Members of the House, Senate Introduce Legislation to Protect Sage Grouse
Washington, DC – Today, Senator Mike Enzi (R-WY), Congressman Cory Gardner (R-CO), Congressman Rob Bishop (R-UT), Congressman Steve Daines (R-MT) and Congressman Scott Tipton (R-CO) introduced the Sage Grouse Protection and Conservation Act. This legislation would prevent the Sage grouse from being listed under the Endangered Species Act for 10 years, and instead requires states to develop conservation management plans to meet the unique needs of the Sage grouse in each state. The Sage Grouse Protection and Conservation Act encourages states to work with the Departments of Interior and Agriculture throughout the species management process to ensure that all concerns about the recovery of the Sage grouse are met.
“A one-size-fits-all approach is not the way to best protect the Sage grouse,” said Congressman Gardner. “States have proven that they are more than capable of working in tandem with the federal government to preserve wildlife. By encouraging conservation plans at the state level, those most familiar with the local habitats and economies will be directly involved throughout the species management process. I look forward to working with my colleagues in the House and Senate to ensure that this legislation is signed into law, so that our states can continue their hard work protecting the Sage grouse.”
“Breaking free of the notion that Washington, DC has the solution to everything is no easy feat. However, the matter concerning the protection and recovery of the Western Sage grouse is a perfect example of something that can and should be managed by the states in partnership with the U.S. Departments of Interior and Agriculture. States have proven to be equally, and in some instances more, capable of developing and implementing species recovery plans. In fact, efforts are already underway in many states to return this species to a robust population status and they should be given the opportunity to continue their efforts to ensure the Sage grouse’s long-term health and viability,” said Congressman Bishop, Chairman of the House Natural Resources Public Lands and Environmental Regulation Subcommittee.
“The State of Wyoming has worked tirelessly with stakeholders over many years to protect the sage grouse. These efforts have already proven that conservation plans created by states, and local groups, work better to protect habitat and increase sage grouse population than top-down federal plans,” said Senator Enzi. “This bill will allow Western states to continue to manage their own sage grouse population, letting them take into account the distinct management needs within their own communities.”

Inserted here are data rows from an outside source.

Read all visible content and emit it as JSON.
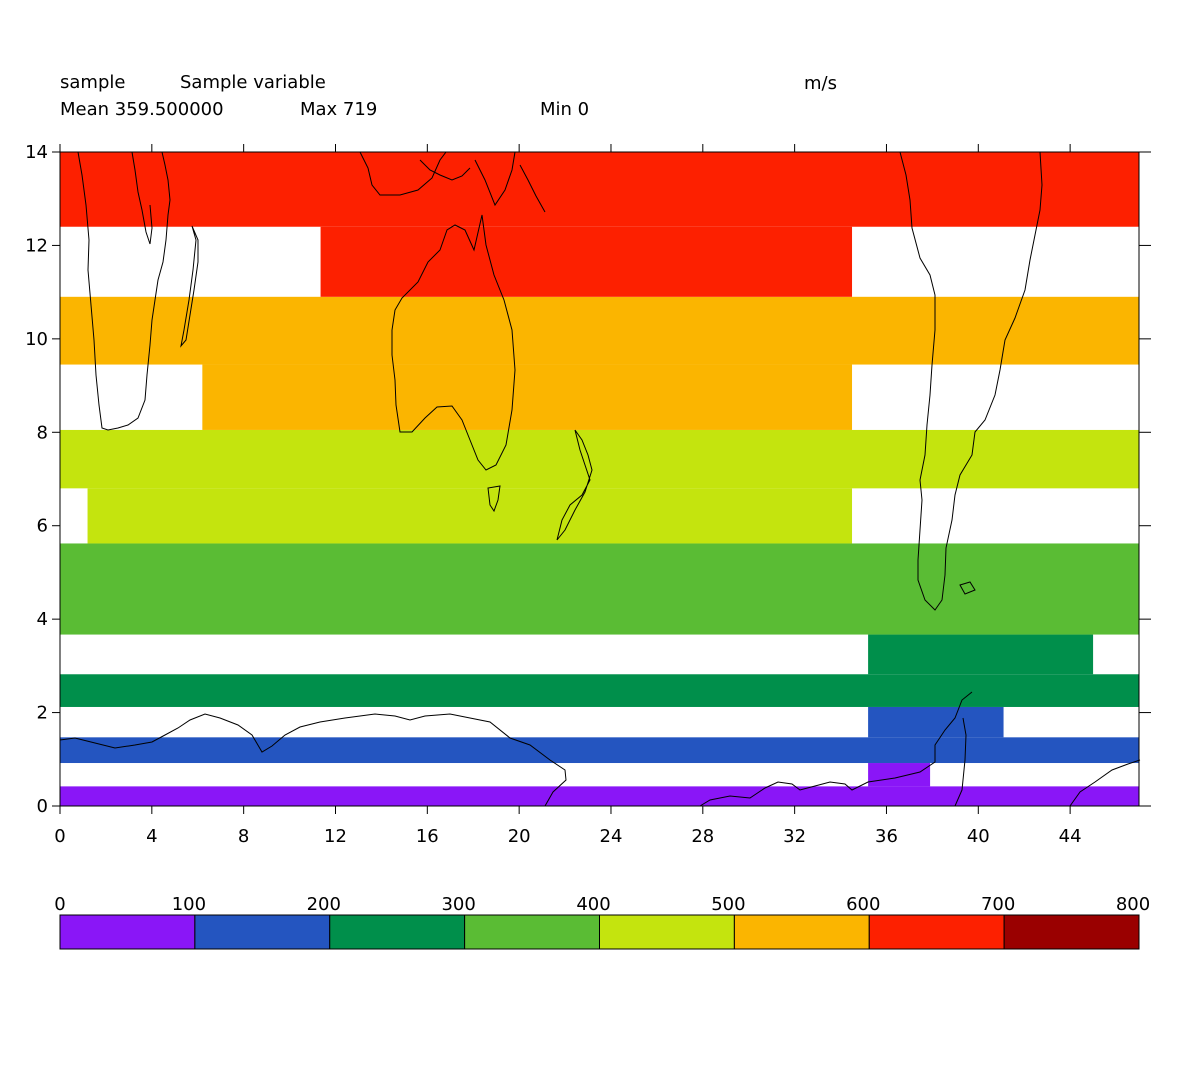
{
  "header": {
    "name": "sample",
    "long_name": "Sample variable",
    "units": "m/s",
    "mean": "Mean 359.500000",
    "max": "Max 719",
    "min": "Min 0"
  },
  "chart_data": {
    "type": "heatmap",
    "xlim": [
      0,
      47
    ],
    "ylim": [
      0,
      14
    ],
    "x_ticks": [
      0,
      4,
      8,
      12,
      16,
      20,
      24,
      28,
      32,
      36,
      40,
      44
    ],
    "y_ticks": [
      0,
      2,
      4,
      6,
      8,
      10,
      12,
      14
    ],
    "grid": false,
    "colorbar": {
      "levels": [
        0,
        100,
        200,
        300,
        400,
        500,
        600,
        700,
        800
      ],
      "colors": [
        "#8a16f7",
        "#2455c0",
        "#008f4b",
        "#5abc34",
        "#c4e40e",
        "#fbb500",
        "#fd2000",
        "#9a0000"
      ],
      "placement": "bottom"
    },
    "cells": [
      {
        "x0": 0,
        "x1": 47,
        "y0": 0,
        "y1": 0.42,
        "level": 0
      },
      {
        "x0": 35.2,
        "x1": 37.9,
        "y0": 0.42,
        "y1": 0.92,
        "level": 0
      },
      {
        "x0": 0,
        "x1": 47,
        "y0": 0.92,
        "y1": 1.47,
        "level": 1
      },
      {
        "x0": 35.2,
        "x1": 41.1,
        "y0": 1.47,
        "y1": 2.12,
        "level": 1
      },
      {
        "x0": 0,
        "x1": 47,
        "y0": 2.12,
        "y1": 2.82,
        "level": 2
      },
      {
        "x0": 35.2,
        "x1": 45.0,
        "y0": 2.82,
        "y1": 3.67,
        "level": 2
      },
      {
        "x0": 0,
        "x1": 47,
        "y0": 3.67,
        "y1": 5.62,
        "level": 3
      },
      {
        "x0": 1.2,
        "x1": 34.5,
        "y0": 5.62,
        "y1": 6.8,
        "level": 4
      },
      {
        "x0": 0,
        "x1": 47,
        "y0": 6.8,
        "y1": 8.05,
        "level": 4
      },
      {
        "x0": 6.2,
        "x1": 34.5,
        "y0": 8.05,
        "y1": 9.45,
        "level": 5
      },
      {
        "x0": 0,
        "x1": 47,
        "y0": 9.45,
        "y1": 10.9,
        "level": 5
      },
      {
        "x0": 11.35,
        "x1": 34.5,
        "y0": 10.9,
        "y1": 12.4,
        "level": 6
      },
      {
        "x0": 0,
        "x1": 47,
        "y0": 12.4,
        "y1": 14,
        "level": 6
      }
    ]
  }
}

“Biologists and other experts have stated time and again that the most effective species preservation efforts are locally-tailored and take into consideration the unique ecology and topography of the region in which the habitat occurs. If the goal is truly to protect the sage grouse, a one-size-fits all listing out of Washington is not only less effective than locally-tailored plans, but jeopardizes the ongoing work being done in states to preserve and recover the species,” said Congressman Tipton. “State and local species preservation efforts already underway should be given the chance to continue to work to increase the grouse population without interference from Washington.”
“As a fifth-generation Montanan, I know firsthand how damaging federal overreach can be to the folks who depend on our land and resources for their income and their way of life,” said Congressman Steve Daines. “No Washington, D.C. bureaucrat cares about what happens in Montana as much as we do. Montanans are best equipped to manage and protect our resources and our wildlife, without destroying our economy or killing jobs. This bill will ensure Montanans, not federal bureaucrats, are empowered to find solutions that best fit our state’s needs.”